“If you are a venture capitalist,” Franck said, “you get very excited about those numbers.” But helping people who have experienced hearing loss “is not as easy as selling them an app or a pair of headphones,” he added. “It’s more complicated than that.”
One potential breakthrough may come from a handful of drugs currently being tested to combat hair-cell damage from ototoxic drugs. Scores of medications used to treat everything from infections to cancer to heart disease can kill off these cells. Currently, Boston-based Decibel Therapeutics has two drugs to counteract these side effects—small molecules administered via transtympanic injection or taken orally—in Phase I clinical trials.
“Cisplatin and aminoglycoside antibiotics are powerful drugs, which unfortunately often come at the expense of the delicate cells in the inner ear that are necessary for hearing and balance,” Decibel’s chief medical officer, Peter Weber, wrote in an email. “We hope to change the equation for clinicians and patients by preventing these medications from damaging the inner ear, without interfering with the lifesaving efficacy that they are known for.”
In Woburn, Massachusetts, Frequency Therapeutics has begun Phase I and II trials with a potentially broader solution. The company’s regeneration platform offers hope for those with NIHL, presbycusis, and other forms of hearing loss. Its process involves progenitor-cell activation—in essence, coaxing cells back to their development phase to get them to generate more hair cells.

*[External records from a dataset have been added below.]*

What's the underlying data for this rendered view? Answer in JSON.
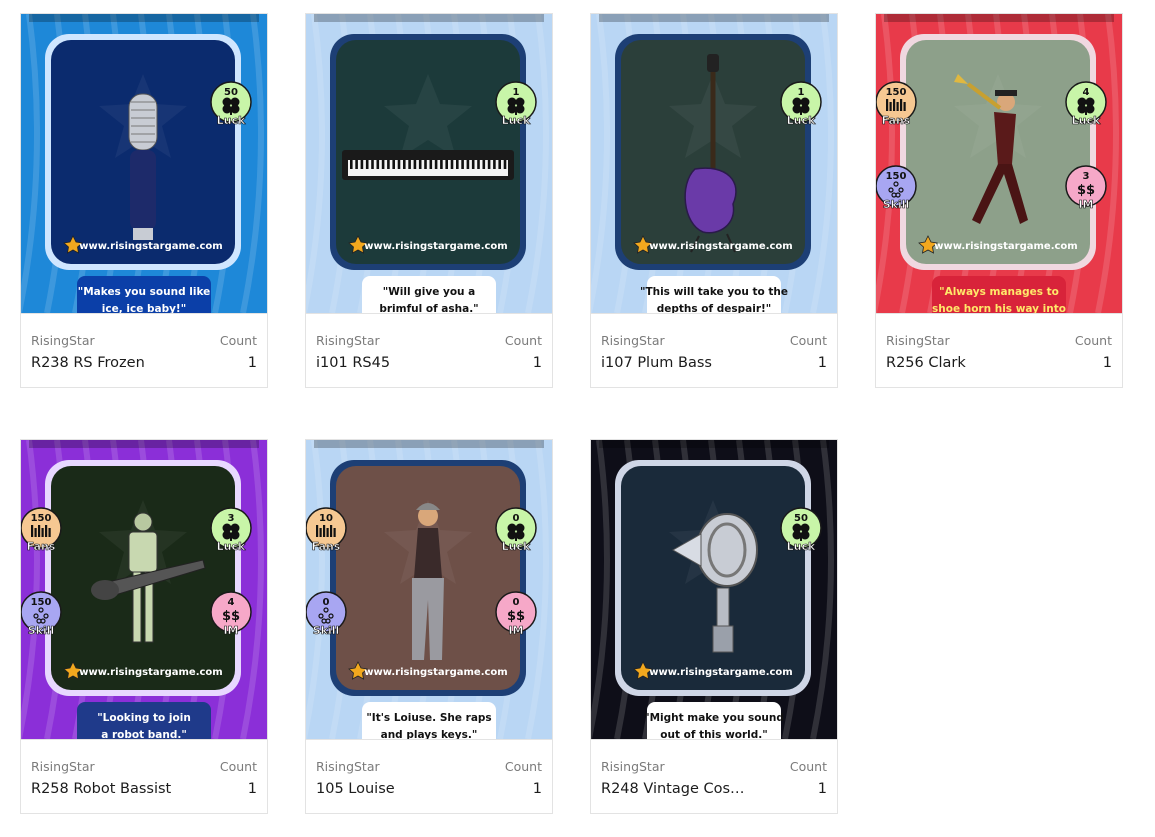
{
  "cards": [
    {
      "collection": "RisingStar",
      "count_label": "Count",
      "name": "R238 RS Frozen",
      "count": "1",
      "quote": [
        "\"Makes you sound like",
        "ice, ice baby!\""
      ],
      "site": "www.risingstargame.com",
      "stats": [
        {
          "value": "50",
          "label": "Luck",
          "color": "#c8f5a8",
          "glyph": "clover",
          "side": "right",
          "row": 1
        }
      ],
      "item": "microphone",
      "theme": {
        "bg": "#1e88d8",
        "frame": "#cfe6ff",
        "panel": "#0b2b6e",
        "quote_bg": "#0b3fa8",
        "quote_fg": "#ffffff"
      }
    },
    {
      "collection": "RisingStar",
      "count_label": "Count",
      "name": "i101 RS45",
      "count": "1",
      "quote": [
        "\"Will give you a",
        "brimful of asha.\""
      ],
      "site": "www.risingstargame.com",
      "stats": [
        {
          "value": "1",
          "label": "Luck",
          "color": "#c8f5a8",
          "glyph": "clover",
          "side": "right",
          "row": 1
        }
      ],
      "item": "keyboard",
      "theme": {
        "bg": "#b9d6f4",
        "frame": "#1d3f75",
        "panel": "#1c3a3a",
        "quote_bg": "#ffffff",
        "quote_fg": "#111111"
      }
    },
    {
      "collection": "RisingStar",
      "count_label": "Count",
      "name": "i107 Plum Bass",
      "count": "1",
      "quote": [
        "\"This will take you to the",
        "depths of despair!\""
      ],
      "site": "www.risingstargame.com",
      "stats": [
        {
          "value": "1",
          "label": "Luck",
          "color": "#c8f5a8",
          "glyph": "clover",
          "side": "right",
          "row": 1
        }
      ],
      "item": "bass",
      "theme": {
        "bg": "#b9d6f4",
        "frame": "#1d3f75",
        "panel": "#2b3f3a",
        "quote_bg": "#ffffff",
        "quote_fg": "#111111"
      }
    },
    {
      "collection": "RisingStar",
      "count_label": "Count",
      "name": "R256 Clark",
      "count": "1",
      "quote": [
        "\"Always manages to",
        "shoe horn his way into"
      ],
      "site": "www.risingstargame.com",
      "stats": [
        {
          "value": "150",
          "label": "Fans",
          "color": "#f6c892",
          "glyph": "crowd",
          "side": "left",
          "row": 1
        },
        {
          "value": "4",
          "label": "Luck",
          "color": "#c8f5a8",
          "glyph": "clover",
          "side": "right",
          "row": 1
        },
        {
          "value": "150",
          "label": "Skill",
          "color": "#a8a6f2",
          "glyph": "dots",
          "side": "left",
          "row": 2
        },
        {
          "value": "3",
          "label": "IM",
          "color": "#f6a8c8",
          "glyph": "money",
          "side": "right",
          "row": 2
        }
      ],
      "item": "trumpeter",
      "theme": {
        "bg": "#e83a4a",
        "frame": "#f0d8e0",
        "panel": "#8da08a",
        "quote_bg": "#d8233a",
        "quote_fg": "#ffe86a"
      }
    },
    {
      "collection": "RisingStar",
      "count_label": "Count",
      "name": "R258 Robot Bassist",
      "count": "1",
      "quote": [
        "\"Looking to join",
        "a robot band.\""
      ],
      "site": "www.risingstargame.com",
      "stats": [
        {
          "value": "150",
          "label": "Fans",
          "color": "#f6c892",
          "glyph": "crowd",
          "side": "left",
          "row": 1
        },
        {
          "value": "3",
          "label": "Luck",
          "color": "#c8f5a8",
          "glyph": "clover",
          "side": "right",
          "row": 1
        },
        {
          "value": "150",
          "label": "Skill",
          "color": "#a8a6f2",
          "glyph": "dots",
          "side": "left",
          "row": 2
        },
        {
          "value": "4",
          "label": "IM",
          "color": "#f6a8c8",
          "glyph": "money",
          "side": "right",
          "row": 2
        }
      ],
      "item": "robot",
      "theme": {
        "bg": "#8b2fd8",
        "frame": "#e8d8ff",
        "panel": "#1a2a18",
        "quote_bg": "#1f3a8a",
        "quote_fg": "#ffffff"
      }
    },
    {
      "collection": "RisingStar",
      "count_label": "Count",
      "name": "105 Louise",
      "count": "1",
      "quote": [
        "\"It's Loiuse. She raps",
        "and plays keys.\""
      ],
      "site": "www.risingstargame.com",
      "stats": [
        {
          "value": "10",
          "label": "Fans",
          "color": "#f6c892",
          "glyph": "crowd",
          "side": "left",
          "row": 1
        },
        {
          "value": "0",
          "label": "Luck",
          "color": "#c8f5a8",
          "glyph": "clover",
          "side": "right",
          "row": 1
        },
        {
          "value": "0",
          "label": "Skill",
          "color": "#a8a6f2",
          "glyph": "dots",
          "side": "left",
          "row": 2
        },
        {
          "value": "0",
          "label": "IM",
          "color": "#f6a8c8",
          "glyph": "money",
          "side": "right",
          "row": 2
        }
      ],
      "item": "louise",
      "theme": {
        "bg": "#b9d6f4",
        "frame": "#1d3f75",
        "panel": "#6e5048",
        "quote_bg": "#ffffff",
        "quote_fg": "#111111"
      }
    },
    {
      "collection": "RisingStar",
      "count_label": "Count",
      "name": "R248 Vintage Cos…",
      "count": "1",
      "quote": [
        "\"Might make you sound",
        "out of this world.\""
      ],
      "site": "www.risingstargame.com",
      "stats": [
        {
          "value": "50",
          "label": "Luck",
          "color": "#c8f5a8",
          "glyph": "clover",
          "side": "right",
          "row": 1
        }
      ],
      "item": "vintagemic",
      "theme": {
        "bg": "#0e0e18",
        "frame": "#cfd6e6",
        "panel": "#1a2a3a",
        "quote_bg": "#ffffff",
        "quote_fg": "#111111"
      }
    }
  ]
}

Read: What my hearing aid taught me about the future of wearables
“I’m a drug developer by trade and have been in the field for about 30 years, and I’ve been pretty bearish on regenerative therapies,” said Carl LeBel, the chief development officer at Frequency Therapeutics. But now, he says, the company can stimulate stem cells in the ear, which in turn regenerate the more specialized sensory cells. “Up until today, no one has been able to crack the nut about how we can regenerate that function,” LeBel said. “That’s why we are so enthusiastic about our technology.”
LeBel sees the company’s platform as potentially applicable to multiple sclerosis, alopecia, muscle regeneration, and a wide swath of autoimmune diseases. But others caution against looking for miracles in the coming months. “For my entire career, they’ve been five years away,” Franck said.
“Something has happened where I do believe that, after these 20 some years I have been in the profession, they are closer,” he added. “But they always seem like they’re right over the horizon.”
While drug developers are focused on regeneration, hearing-aid manufacturers are aiming to make their devices as indispensable as smartphones—not just for those with hearing impairments, but for everyone. Other functions, beyond improving hearing, “would make the non-hearing-aid person jealous that they don’t have one,” said Bill Facteau, the president and CEO of the California-based hearing-aid developer Earlens. “That is going to be the game changer.”